El catálogo de la exposición ilustrado con imágenes de las obras expuestas, publica textos de Consuelo Císcar, Vincenzo Trione y Rafael Argullol.

 

El mar como figura. Una premisa histórica. Reúne desde las imágenes de Joaquín Sorolla, la sensualidad pre-impresionista de Julio González y las vistas disgregadas de Ignacio Pinazo. En el mar como icono se camina hacia el imaginario pop y las manifestaciones publicitarias de Josep Renau Berenguer y de Germanine Krull, los abandonos oníricos de Grete Stern, los ensamblajes disonantes de Richard Hamilton y el maremoto post-clásico de Miquel Navarro.

 

En la exposición también se contempla el mar como distancia. En este capítulo se agrupan un conjunto de obras que reproducen el tema de lo lejano, como las imágenes apocalípticas de Equipo Realidad, de Robert Frank, de Joan Fontcuberta, de Gabriele Basilico y de Ian Wallace. En ellas el mar está ahí, delante de nosotros. Y, sin embargo, está irremediablemente mucho más allá. Nunca se detiene, es imposible contenerlo. Símbolo de energía vital. No es posible fiarse de su alma: puede hacerse esperar, pero también arrasar. No se puede aferrar, ni pronunciar, porque es inasible, huidizo: siempre más allá de nuestra mirada.'.

 

Así, encontramos en la cuarta sala de la muestra el mar como materia, encrespaduras plásticas, llenas de alusiones a las poéticas informales. Nudos de color en los que se cancelan los detalles: con autores como André Masson, Karel Appel, Juana Francés y Sanleón. Sus relatos se hallan impedidos, son incompletos. Semejanzas diferentes, donde se celebra el triunfo de la imprecisión, la cual, a diferencia de la causalidad y de la aproximación, es el ámbito en el que los sentimientos adquieren valores semánticos inesperados, entre superposiciones y matices.

 

Y, finalmente, el mar como desaparición: la línea del horizonte.

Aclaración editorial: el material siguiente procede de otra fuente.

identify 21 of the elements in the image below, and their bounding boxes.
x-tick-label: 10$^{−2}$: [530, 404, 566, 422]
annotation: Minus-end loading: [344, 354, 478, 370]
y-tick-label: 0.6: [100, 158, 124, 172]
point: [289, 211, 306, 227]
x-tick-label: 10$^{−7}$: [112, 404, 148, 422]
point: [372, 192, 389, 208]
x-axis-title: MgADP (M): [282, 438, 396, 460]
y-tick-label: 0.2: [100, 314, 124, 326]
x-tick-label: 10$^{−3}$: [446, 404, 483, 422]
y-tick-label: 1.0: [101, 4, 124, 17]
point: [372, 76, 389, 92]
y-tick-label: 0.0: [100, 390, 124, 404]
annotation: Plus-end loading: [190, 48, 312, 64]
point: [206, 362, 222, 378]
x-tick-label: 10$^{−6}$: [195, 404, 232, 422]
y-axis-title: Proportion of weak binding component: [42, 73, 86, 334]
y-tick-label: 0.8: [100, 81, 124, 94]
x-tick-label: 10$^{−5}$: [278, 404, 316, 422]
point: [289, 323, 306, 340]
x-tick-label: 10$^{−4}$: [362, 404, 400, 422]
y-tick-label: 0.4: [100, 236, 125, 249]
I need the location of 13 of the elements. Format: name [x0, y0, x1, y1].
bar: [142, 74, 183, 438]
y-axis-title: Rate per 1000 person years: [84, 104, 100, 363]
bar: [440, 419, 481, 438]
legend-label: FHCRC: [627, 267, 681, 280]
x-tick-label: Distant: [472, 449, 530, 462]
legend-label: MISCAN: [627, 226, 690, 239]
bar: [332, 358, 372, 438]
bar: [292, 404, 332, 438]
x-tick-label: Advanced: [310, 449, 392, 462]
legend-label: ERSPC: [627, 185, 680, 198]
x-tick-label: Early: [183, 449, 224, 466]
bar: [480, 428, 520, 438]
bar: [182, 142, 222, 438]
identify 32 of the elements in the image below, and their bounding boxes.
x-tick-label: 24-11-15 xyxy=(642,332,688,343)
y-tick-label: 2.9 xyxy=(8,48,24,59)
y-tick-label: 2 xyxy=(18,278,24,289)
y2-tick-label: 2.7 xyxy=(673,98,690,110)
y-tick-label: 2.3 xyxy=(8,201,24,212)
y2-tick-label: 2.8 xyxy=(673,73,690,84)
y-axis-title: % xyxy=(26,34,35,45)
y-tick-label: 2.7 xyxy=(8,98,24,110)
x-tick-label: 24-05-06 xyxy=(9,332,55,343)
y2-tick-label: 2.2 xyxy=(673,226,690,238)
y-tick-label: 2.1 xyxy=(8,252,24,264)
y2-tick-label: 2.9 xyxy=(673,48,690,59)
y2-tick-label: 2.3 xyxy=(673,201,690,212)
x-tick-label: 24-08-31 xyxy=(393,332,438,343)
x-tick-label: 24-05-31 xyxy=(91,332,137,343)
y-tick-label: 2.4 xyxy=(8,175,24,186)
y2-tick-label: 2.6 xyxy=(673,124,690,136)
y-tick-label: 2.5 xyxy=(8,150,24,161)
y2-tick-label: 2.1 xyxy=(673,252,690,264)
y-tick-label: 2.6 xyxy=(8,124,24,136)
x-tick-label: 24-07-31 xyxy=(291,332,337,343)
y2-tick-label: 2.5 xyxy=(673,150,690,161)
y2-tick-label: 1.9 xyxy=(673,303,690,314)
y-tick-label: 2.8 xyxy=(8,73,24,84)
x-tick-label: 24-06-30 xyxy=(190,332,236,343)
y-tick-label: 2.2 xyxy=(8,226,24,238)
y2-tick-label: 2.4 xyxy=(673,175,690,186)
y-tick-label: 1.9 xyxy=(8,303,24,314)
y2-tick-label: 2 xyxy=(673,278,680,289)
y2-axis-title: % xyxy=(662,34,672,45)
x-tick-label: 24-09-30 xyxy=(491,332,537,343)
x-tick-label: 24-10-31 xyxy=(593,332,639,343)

Cuando agua, tierra, y cielo se rozan dibujando hilos de luz. Aquí, del paisaje marino sólo queda una línea, en la que se depositan éxtasis detenidos: graduaciones de las mismas tonalidades se rozan, se acarician, se encuentran. Es el horizonte, que revela la esencia misma de una lejanía destinada a convertirse en presencia, sin perder su condición. Es otra imagen del contorno: lo evidente parece inalcanzable, y lo escondido queda al alcance de la mano. Es lo que está más allá, que indica una posibilidad y una exclusión. Una geometría que cambia mientras nosotros nos movemos. En un primer momento, las olas devoran los límites (en Lothar Schreyer y en Eduardo Arroyo), para adquirir después autonomía arquitectónica en Herbert List, Gerhard Richeter, José Julian Ochoa, Oscar Molina Pérez y Ramón de Soto.

 

Muchos artistas han quedado cautivados por el mar, han querido representarlo como símbolo máximo de la realidad pero también de la abstracción, ejecutando acrobacias, con el fin de cancelar la posibilidad de reconocimiento inmediato y, a su vez, de anular toda presencia. Asistimos a un diálogo con resultados inesperados. En la mayor parte de los casos, los artistas ya no se enfrentan de forma frontal con el tema elegido: al ir más allá de los modelos impresionistas, deciden no unirse al objeto. Se mantienen a distancia. Tratan de utilizar líricamente el agua, aunque tratan de no perderse en el desierto de la abstracción absoluta. Estamos precisamente ante un gran reto poético e incierto. Estamos ante un camino que lleva de lo concreto a lo abstracto. El mar se convierte en un icono habitual y manido que se vuelve desconocido y se encuentra en continua metamorfosis.